Extraits d’une tribune du Père Antoine Guggenheim publiée dans le hors-série des Études du CRIF anniversaire des 70ans du CRIF : «Ce qu’est pour moi le CRIF»
La présence des Juifs en Allemagne, et dans les pays d’Europe centrale et orientale, est maintenant réduite à l’état de traces. Aujourd’hui semble naître un nouveau rapport avec la culture juive européenne, fait d’estime et de nostalgie. Mais en France, par un concours de diverses circonstances liées à son histoire et à son esprit, la présence juive, bien que très diminuée, atteint un niveau qui lui permet d’exister comme une réalité dans l’espace publique.
Réfléchir à la France, à sa place singulière en Europe et dans le monde, à ses difficultés comme à ses espérances, sans tenir compte de ce fait constituerait une erreur politique, économique et culturelle. Ce qu’est le CRIF apparaît aussitôt à mes yeux, ou en tout cas une partie essentielle de sa mission. […] La mission du CRIF est de valoriser et de protéger cette présence pour le bien des Juifs français et pour le bien commun de la nation. […] Le CRIF a un rôle de représentation, de cohésion et d’intervention au service des Juifs français, afin qu’ils exercent leur responsabilité de citoyens. Il ne suffit pas au bien commun de la France et des Juifs de France qu’existent des institutions républicaines chargées de veiller sur les Droits de l’homme, ou des instances spirituelles qui favorisent le dialogue et la liberté religieuse.

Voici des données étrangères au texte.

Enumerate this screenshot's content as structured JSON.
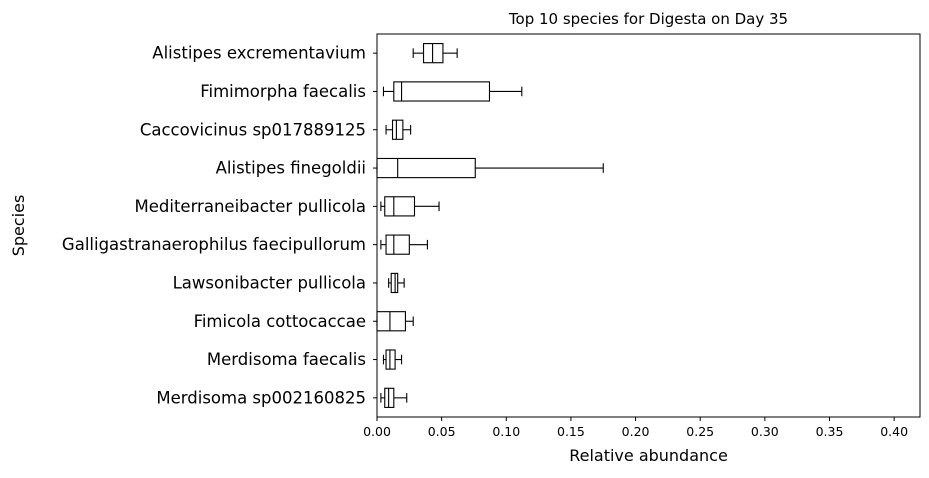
{
  "chart_data": {
    "type": "boxplot",
    "orientation": "horizontal",
    "title": "Top 10 species for Digesta on Day 35",
    "xlabel": "Relative abundance",
    "ylabel": "Species",
    "xlim": [
      0,
      0.42
    ],
    "xticks": [
      "0.00",
      "0.05",
      "0.10",
      "0.15",
      "0.20",
      "0.25",
      "0.30",
      "0.35",
      "0.40"
    ],
    "xtick_values": [
      0,
      0.05,
      0.1,
      0.15,
      0.2,
      0.25,
      0.3,
      0.35,
      0.4
    ],
    "grid": false,
    "legend": "none",
    "box_color": "#000000",
    "background_color": "#ffffff",
    "categories": [
      "Alistipes excrementavium",
      "Fimimorpha faecalis",
      "Caccovicinus sp017889125",
      "Alistipes finegoldii",
      "Mediterraneibacter pullicola",
      "Galligastranaerophilus faecipullorum",
      "Lawsonibacter pullicola",
      "Fimicola cottocaccae",
      "Merdisoma faecalis",
      "Merdisoma sp002160825"
    ],
    "boxes": [
      {
        "whislo": 0.028,
        "q1": 0.036,
        "med": 0.043,
        "q3": 0.051,
        "whishi": 0.062
      },
      {
        "whislo": 0.005,
        "q1": 0.013,
        "med": 0.019,
        "q3": 0.087,
        "whishi": 0.112
      },
      {
        "whislo": 0.007,
        "q1": 0.012,
        "med": 0.015,
        "q3": 0.02,
        "whishi": 0.026
      },
      {
        "whislo": 0.0,
        "q1": 0.0,
        "med": 0.016,
        "q3": 0.076,
        "whishi": 0.175
      },
      {
        "whislo": 0.003,
        "q1": 0.006,
        "med": 0.013,
        "q3": 0.029,
        "whishi": 0.048
      },
      {
        "whislo": 0.003,
        "q1": 0.007,
        "med": 0.013,
        "q3": 0.025,
        "whishi": 0.039
      },
      {
        "whislo": 0.009,
        "q1": 0.011,
        "med": 0.014,
        "q3": 0.016,
        "whishi": 0.021
      },
      {
        "whislo": 0.0,
        "q1": 0.0,
        "med": 0.01,
        "q3": 0.022,
        "whishi": 0.028
      },
      {
        "whislo": 0.005,
        "q1": 0.007,
        "med": 0.01,
        "q3": 0.014,
        "whishi": 0.019
      },
      {
        "whislo": 0.003,
        "q1": 0.006,
        "med": 0.009,
        "q3": 0.013,
        "whishi": 0.023
      }
    ]
  }
}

Il faut, pour répondre à une phrase célèbre*, que ne soit pas dénié aux Juifs comme membres d’un peuple ce qui leur est accordé comme individus.
*«Il faut tout refuser aux Juifs comme nation et tout accorder aux Juifs comme individus». Discours du Comte de Clermont-Tonnerre à l’Assemblée, décembre 1789 [NDLR]
La citoyenneté n’exclut pas la diversité d’appartenance nationale.
Cela est vrai pour la France et peut donner à penser, avec liberté, aux voies de l’intégration dans le modèle national des populations récemment immigrées, et souvent en manque de reconnaissance. Cela éclaire aussi l’avenir de l’Europe des nations, qui sera sûrement marqué par une convergence plus forte, qui ne doit pas affaiblir l’identité et la mémoire des peuples européens, mais les garantir comme des trésors spécifiques et communs. Que l’Europe ne soit elle-même qu’en reconnaissant la place et la contribution des Juifs en son sein peut aussi affermir la conviction des peuples que l’Europe unie est aujourd’hui une valeur spirituelle importante pour eux et pour l’humanité globalisée.